Everything an adviser needs to know about APIs
Steve Nobes (pictured), head of network and club relationships, Smartr365
Application Programming Interfaces, or APIs, are big news in mortgageland right now. APIS enable applications to ‘talk to each other’. This means the speedy and secure transfer of data between different systems and platforms, such as lenders and distributors.
So, what does all this mean for mortgages? The key benefit of APIs to advisers is their ability to streamline the mortgage process. Increasing efficiency is something that the mortgage industry needs to improve as a priority, with some claiming it is one of the few industries where application processing times have actually gotten worse in the past 30 years.
The mortgage market has so far resisted wholesale disruption from major technology new entrants – but it would be unwise to assume that this will be the status quo forever. Advisers currently have dominant market share – and they want to stay in that position. To compete in the mortgage market of the future, advisers need to offer the same kind of technology experience that we are all used to when we deal with companies like Amazon, Facebook and so on.
Bringing in APIs
Adviser firms are smaller and nimbler than lenders, and this can be an advantage. It should be possible for intermediaries to take advantage of the benefits that APIs offer without incurring huge costs trying to rework legacy technology platforms.
Adviser technology can automate and enhance the mortgage process. End-to-end platforms which use APIs can map, track and manage the customer’s journey in a clear format which is easily accessible to all stakeholders within the process.
Streamlining the process
A typical manual mortgage application can take an adviser 10 hours to complete, from initial fact-find to completion.
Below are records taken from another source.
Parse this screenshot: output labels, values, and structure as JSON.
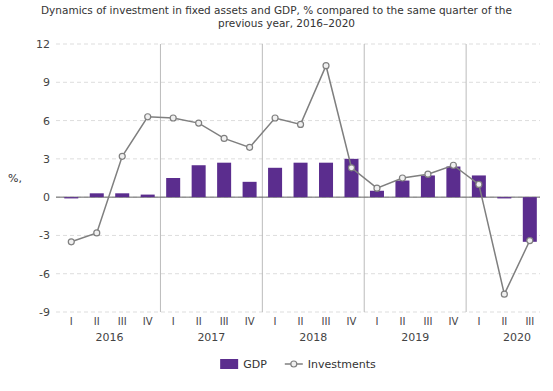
{
  "chart_data": {
    "type": "bar",
    "title": "Dynamics of investment in fixed assets and GDP, % compared to the same quarter of the\n      previous year, 2016–2020",
    "ylabel": "%,",
    "categories": [
      "I",
      "II",
      "III",
      "IV",
      "I",
      "II",
      "III",
      "IV",
      "I",
      "II",
      "III",
      "IV",
      "I",
      "II",
      "III",
      "IV",
      "I",
      "II",
      "III"
    ],
    "series": [
      {
        "name": "GDP",
        "type": "bar",
        "color": "#5b2d8e",
        "values": [
          -0.1,
          0.3,
          0.3,
          0.2,
          1.5,
          2.5,
          2.7,
          1.2,
          2.3,
          2.7,
          2.7,
          3.0,
          0.5,
          1.3,
          1.7,
          2.4,
          1.7,
          -0.1,
          -3.5
        ]
      },
      {
        "name": "Investments",
        "type": "line",
        "color": "#7f7f7f",
        "marker": "circle",
        "values": [
          -3.5,
          -2.8,
          3.2,
          6.3,
          6.2,
          5.8,
          4.6,
          3.9,
          6.2,
          5.7,
          10.3,
          2.3,
          0.7,
          1.5,
          1.8,
          2.5,
          1.0,
          -7.6,
          -3.4
        ]
      }
    ],
    "annotations": [
      {
        "text": "2016",
        "x": 1.5
      },
      {
        "text": "2017",
        "x": 5.5
      },
      {
        "text": "2018",
        "x": 9.5
      },
      {
        "text": "2019",
        "x": 13.5
      },
      {
        "text": "2020",
        "x": 17.5
      }
    ],
    "ylim": [
      -9,
      12
    ],
    "yticks": [
      -9,
      -6,
      -3,
      0,
      3,
      6,
      9,
      12
    ],
    "grid": true,
    "legend": "bottom"
  }
}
Much of this time is spent re-keying data, uploading documents to multiple different systems and manually updating and tracking cases.
APIs streamline the process by allowing the electronic transfer of information between different parties. For example, let’s think about how we might start streamlining the income verification process. Previously, the borrower would have to submit bank statements to the adviser, the adviser would then re-enter the data and submit to the lender. Instead, advisers are now able to send the raw data directly and securely to the lender.
The right adviser tech platform gives advisers the tools they need to retain and grow their business. By ensuring regular, automated client contact, an adviser tech platform should ensure that advisers have time to build effective and meaningful relationships with their customers.